Un consultant externe, rémunéré justement, placé dans un environnement challengeant et encadré attentivement par son entreprise, sera dans les meilleures conditions pour mener à bien sa mission chez son client. Le consultant, qu’il ait une haute ou une large expertise, sera sans conteste d’une haute valeur ajoutée pour son client. Graduellement, il deviendra un maillon à part entière de la chaîne : un élément incontournable assurant la pérennité des opérations.

Quels niveaux de déontologie pour le consultant ?

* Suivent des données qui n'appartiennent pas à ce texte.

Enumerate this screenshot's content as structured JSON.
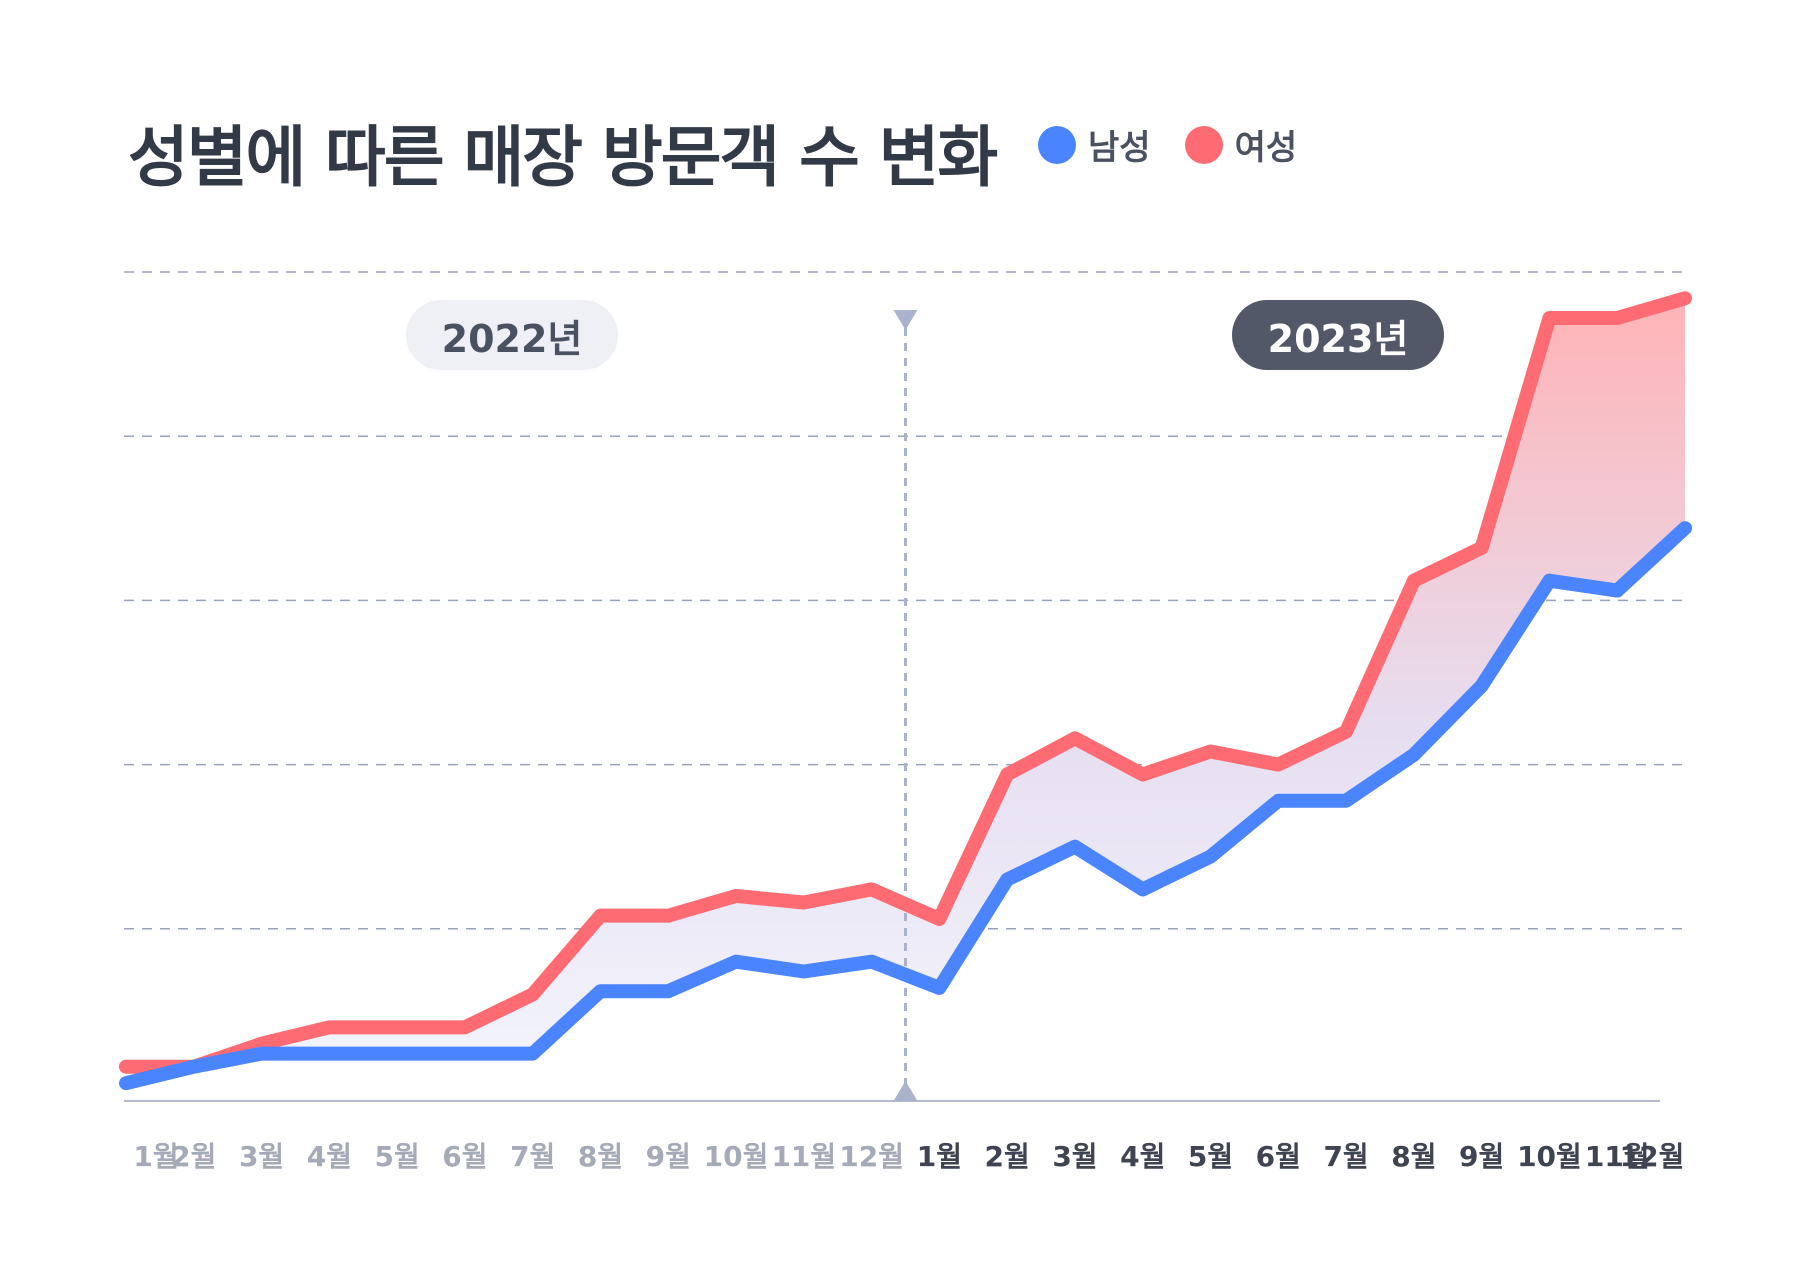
{
  "title": "성별에 따른 매장 방문객 수 변화",
  "legend": [
    {
      "label": "남성",
      "color": "#4a84ff"
    },
    {
      "label": "여성",
      "color": "#ff6b72"
    }
  ],
  "years": {
    "first": "2022년",
    "second": "2023년"
  },
  "chart_data": {
    "type": "line",
    "title": "성별에 따른 매장 방문객 수 변화",
    "categories": [
      "1월",
      "2월",
      "3월",
      "4월",
      "5월",
      "6월",
      "7월",
      "8월",
      "9월",
      "10월",
      "11월",
      "12월",
      "1월",
      "2월",
      "3월",
      "4월",
      "5월",
      "6월",
      "7월",
      "8월",
      "9월",
      "10월",
      "11월",
      "12월"
    ],
    "year_groups": [
      {
        "label": "2022년",
        "range": [
          0,
          11
        ]
      },
      {
        "label": "2023년",
        "range": [
          12,
          23
        ]
      }
    ],
    "series": [
      {
        "name": "남성",
        "color": "#4a84ff",
        "values": [
          0.3,
          0.8,
          1.2,
          1.2,
          1.2,
          1.2,
          1.2,
          3.1,
          3.1,
          4.0,
          3.7,
          4.0,
          3.2,
          6.5,
          7.5,
          6.2,
          7.2,
          8.9,
          8.9,
          10.3,
          12.4,
          15.6,
          15.3,
          17.2
        ]
      },
      {
        "name": "여성",
        "color": "#ff6b72",
        "values": [
          0.8,
          0.8,
          1.5,
          2.0,
          2.0,
          2.0,
          3.0,
          5.4,
          5.4,
          6.0,
          5.8,
          6.2,
          5.3,
          9.7,
          10.8,
          9.7,
          10.4,
          10.0,
          11.0,
          15.6,
          16.6,
          23.6,
          23.6,
          24.2
        ]
      }
    ],
    "ylim": [
      0,
      25
    ],
    "grid": true,
    "divider_after_index": 11
  }
}
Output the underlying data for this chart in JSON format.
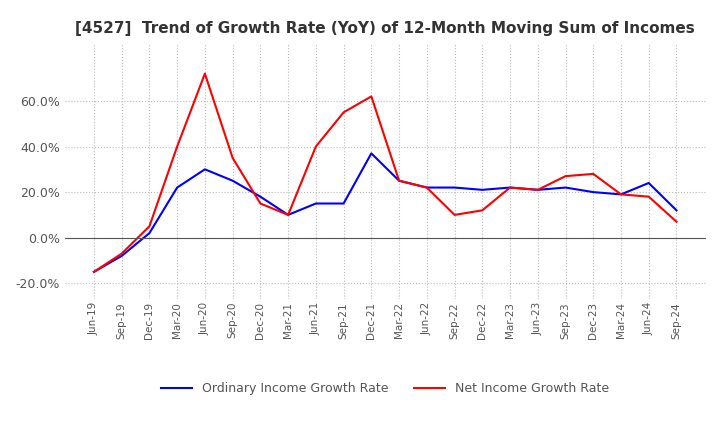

Au cours de son parcours, le consultant va devoir se conformer à plusieurs niveaux de déontologie :

  • Dans un premier temps, et c’est le fondement de toute collaboration professionnelle, le consultant et ses partenaires seront contraints à être conformes avec les lois.
  • Ensuite vient l’engagement de confidentialité. En effet, avant de commencer toute collaboration et de donner accès à quelque information que ce soit, le consultant (et souvent son entreprise) est amené à signer un document l’engageant à ne divulguer aucune information confidentielle au sujet de son client ainsi que de ses affaires. Il est en effet inenvisageable que des informations puissent fuiter.
  • Puis, de par notre position avantageuse vis-à-vis de concurrents, fournisseurs ou encore futur-clients potentiels, il est crucial de cerner les situations potentiellement équivoques (par exemple : le délit d’initié, le fait de privilégier un partenaire d’affaires, la prise de décision plutôt qu’une autre en raison d’un avantage que l’on aurait personnellement dans ce cas plutôt que dans un autre, …) et de les cadrer afin d’éviter tout conflit d’intérêt.
  • Egalement, il est primordial d’être objectif et de s’éloigner de tout facteur d’influence et de garder son indépendance de jugement afin d’atteindre parfaitement ses objectifs.
  • Finalement, l’intégrité (et donc l’honnêteté) sera la note finale de la transparence qui nous poussera par exemple à n’accepter que des missions pour lesquelles nous avons effectivement un degré d’expertise convenant au niveau de compétences attendu. Elle nous poussera à honorer nos engagements, être transparents vis-à-vis de nos connaissances et méthodologies de travail, etc. Le client ne s’attend pas à ce que le consultant soit le maillon faible de la chaîne, mais plutôt à ce qu’il renforce cette dernière.

Conclusion

L’éthique est entre autres identifiée par l’intégrité et l’honnêteté intellectuelle, mais est in fine caractérisée non pas par un comportement convenant mais par la prise de bonnes décisions lorsque le consultant opère de façon indépendante et autonome.
Evidemment, cette mécanique n’est possible que dans un contexte où le consultant, son entreprise et le client collaborent en parfait équilibre entre liberté, probité et égalité, idéal vers lequel on tend dans tout partenariat. Voici donc l’un des plus grand challenges du consultant moderne.